「……今のわたしができるのは、ただ『願い』を叶えるだけです」


 家に、バレてしまわないように。
 ……知ってしまったらもう、みんなとはいられないから。


「ありがとう。一生懸命、その願いを叶えてくれて」

「理事長。もう報告には、もしかしたら来られないかもしれません」


 彼は、悔しそうに顔を歪めた。「それはとっても、悲しいことだね」と、呟いて。


「だからどうか。あなたの『願い』が叶った時は……っ。わたしの『願い』を叶えてください!」

「……うん。必ず」


 そっと葵を引き寄せた理事長は、とんと背中を叩いてくれた。まるで、全部こぼしてしまいなさいと、言われているようだった。

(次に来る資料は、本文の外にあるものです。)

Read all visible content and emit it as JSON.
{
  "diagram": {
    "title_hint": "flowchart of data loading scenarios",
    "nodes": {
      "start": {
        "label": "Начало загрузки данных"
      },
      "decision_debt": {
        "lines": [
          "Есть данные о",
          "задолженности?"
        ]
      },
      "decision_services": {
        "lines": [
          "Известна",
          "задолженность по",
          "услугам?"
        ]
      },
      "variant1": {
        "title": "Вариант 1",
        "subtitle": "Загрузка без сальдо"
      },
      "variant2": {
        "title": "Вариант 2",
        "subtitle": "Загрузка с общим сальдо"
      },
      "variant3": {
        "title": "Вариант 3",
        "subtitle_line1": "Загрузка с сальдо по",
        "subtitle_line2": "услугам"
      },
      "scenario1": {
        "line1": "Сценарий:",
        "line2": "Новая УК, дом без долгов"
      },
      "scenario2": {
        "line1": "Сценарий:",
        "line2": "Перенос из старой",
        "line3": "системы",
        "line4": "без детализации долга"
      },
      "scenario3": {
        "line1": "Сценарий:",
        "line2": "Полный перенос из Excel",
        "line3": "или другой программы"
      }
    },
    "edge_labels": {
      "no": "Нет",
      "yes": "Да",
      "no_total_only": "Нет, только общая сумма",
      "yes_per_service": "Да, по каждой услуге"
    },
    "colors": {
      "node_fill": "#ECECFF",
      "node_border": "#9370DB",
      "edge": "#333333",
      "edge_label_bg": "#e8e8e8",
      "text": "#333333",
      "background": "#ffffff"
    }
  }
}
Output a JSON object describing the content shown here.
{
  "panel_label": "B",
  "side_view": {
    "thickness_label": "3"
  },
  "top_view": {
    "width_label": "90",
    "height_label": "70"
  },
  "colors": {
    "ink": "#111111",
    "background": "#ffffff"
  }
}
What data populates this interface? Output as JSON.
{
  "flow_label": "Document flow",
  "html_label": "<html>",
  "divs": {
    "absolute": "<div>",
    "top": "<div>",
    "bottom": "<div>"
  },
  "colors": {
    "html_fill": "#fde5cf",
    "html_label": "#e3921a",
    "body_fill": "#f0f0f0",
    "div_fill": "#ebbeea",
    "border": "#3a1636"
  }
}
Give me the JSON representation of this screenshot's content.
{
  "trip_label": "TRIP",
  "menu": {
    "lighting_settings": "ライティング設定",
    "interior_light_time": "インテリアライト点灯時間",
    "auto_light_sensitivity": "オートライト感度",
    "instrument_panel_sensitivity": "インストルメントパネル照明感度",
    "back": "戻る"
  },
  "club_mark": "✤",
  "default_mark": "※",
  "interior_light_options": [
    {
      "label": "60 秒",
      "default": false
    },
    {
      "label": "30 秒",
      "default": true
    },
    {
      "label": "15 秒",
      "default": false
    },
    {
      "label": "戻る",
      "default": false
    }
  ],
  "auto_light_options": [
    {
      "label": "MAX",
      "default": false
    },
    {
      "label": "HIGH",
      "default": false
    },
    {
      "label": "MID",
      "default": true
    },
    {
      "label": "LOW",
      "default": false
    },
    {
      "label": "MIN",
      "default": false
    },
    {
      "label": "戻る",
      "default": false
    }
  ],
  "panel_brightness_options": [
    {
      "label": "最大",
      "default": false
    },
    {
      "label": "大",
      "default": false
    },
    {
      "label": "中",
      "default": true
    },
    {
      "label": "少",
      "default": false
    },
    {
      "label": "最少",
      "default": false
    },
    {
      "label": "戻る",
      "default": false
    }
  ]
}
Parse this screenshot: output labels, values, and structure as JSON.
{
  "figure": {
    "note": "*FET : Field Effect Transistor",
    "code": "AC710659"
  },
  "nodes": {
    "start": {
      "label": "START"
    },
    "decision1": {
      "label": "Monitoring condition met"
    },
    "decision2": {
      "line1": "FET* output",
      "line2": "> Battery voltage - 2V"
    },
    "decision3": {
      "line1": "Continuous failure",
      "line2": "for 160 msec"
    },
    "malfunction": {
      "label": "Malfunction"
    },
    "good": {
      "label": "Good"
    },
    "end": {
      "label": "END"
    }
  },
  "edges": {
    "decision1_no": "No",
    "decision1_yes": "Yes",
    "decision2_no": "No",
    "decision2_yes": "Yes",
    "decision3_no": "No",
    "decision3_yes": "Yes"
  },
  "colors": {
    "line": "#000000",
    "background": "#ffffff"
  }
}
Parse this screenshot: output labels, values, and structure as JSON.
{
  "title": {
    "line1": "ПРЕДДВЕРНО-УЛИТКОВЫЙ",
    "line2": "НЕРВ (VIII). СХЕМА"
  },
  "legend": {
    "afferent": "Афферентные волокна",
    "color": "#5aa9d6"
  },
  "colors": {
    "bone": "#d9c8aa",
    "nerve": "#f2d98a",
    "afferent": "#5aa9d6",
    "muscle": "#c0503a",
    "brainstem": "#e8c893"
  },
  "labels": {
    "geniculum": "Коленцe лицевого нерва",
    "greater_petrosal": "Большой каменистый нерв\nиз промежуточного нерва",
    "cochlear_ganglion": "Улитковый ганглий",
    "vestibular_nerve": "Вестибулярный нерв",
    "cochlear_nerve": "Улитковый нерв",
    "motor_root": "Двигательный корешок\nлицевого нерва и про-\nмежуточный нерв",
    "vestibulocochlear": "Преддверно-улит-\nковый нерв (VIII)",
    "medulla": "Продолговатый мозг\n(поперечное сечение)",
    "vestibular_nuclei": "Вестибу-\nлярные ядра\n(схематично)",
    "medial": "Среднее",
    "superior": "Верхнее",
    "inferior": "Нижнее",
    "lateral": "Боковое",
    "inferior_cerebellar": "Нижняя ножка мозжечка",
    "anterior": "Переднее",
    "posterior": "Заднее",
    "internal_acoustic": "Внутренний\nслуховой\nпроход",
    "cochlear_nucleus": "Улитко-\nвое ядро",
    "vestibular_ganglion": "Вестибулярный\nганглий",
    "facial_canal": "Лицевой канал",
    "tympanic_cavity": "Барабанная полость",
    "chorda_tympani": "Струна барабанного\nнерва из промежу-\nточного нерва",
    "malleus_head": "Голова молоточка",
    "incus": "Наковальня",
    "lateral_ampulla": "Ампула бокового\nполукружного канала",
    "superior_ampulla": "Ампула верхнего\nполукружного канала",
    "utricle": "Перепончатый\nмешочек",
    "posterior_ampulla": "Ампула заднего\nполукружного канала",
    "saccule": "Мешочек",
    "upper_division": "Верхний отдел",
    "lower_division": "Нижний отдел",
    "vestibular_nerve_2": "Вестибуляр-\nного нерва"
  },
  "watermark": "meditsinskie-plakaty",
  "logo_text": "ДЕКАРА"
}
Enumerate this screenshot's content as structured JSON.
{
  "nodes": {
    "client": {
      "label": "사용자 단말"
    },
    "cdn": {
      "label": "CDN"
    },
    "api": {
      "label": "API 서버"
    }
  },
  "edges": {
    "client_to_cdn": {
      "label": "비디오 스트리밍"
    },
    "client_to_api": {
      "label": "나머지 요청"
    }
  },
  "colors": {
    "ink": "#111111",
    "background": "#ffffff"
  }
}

「……っ、こんなわたしを。桜へ入れてくれて。ありがとうございました。友達も。たくさんできて。とっても幸せでした」

「こらこら。足掻くんだろう?」

「それぐらい、わたしはあなたに。みんなに。みんなの家族に。感謝してます。……もし、わたしが言えなかったら、みんなのご家族にもお礼、ちゃんと言っておいてくださいね」

「それも君の『願い』だ。ちゃんと、叶えると約束しよう」


 葵はしばらく理事長の温かい腕に抱き締められた後、静かに退出した。


 ❀ ❀ ❀


「……はあ。彼女の声を聞くだけで、胸が押し潰されそうだ」


 葵が出て行った理事長室で、彼は内ポケットの中から何かを取り出す。


「それにしても、まさかぼくまで駒にしてしまうなんてね」


 理事長は、それを封の中に入れる。恐らく、あとでポストに投函するのだろう。


「今回は、本当に耳が痛かった。心も痛すぎる」


 理事長は椅子に深く腰掛けた。ずしりと体が沈み込むのを感じながら、首に掛けている鍵を服の上から握り締める。


「……たのむっ。もうっ。じかんが、ないんだ……っ」


 悲痛な声とともに、一筋の涙が頬を滑り落ちた。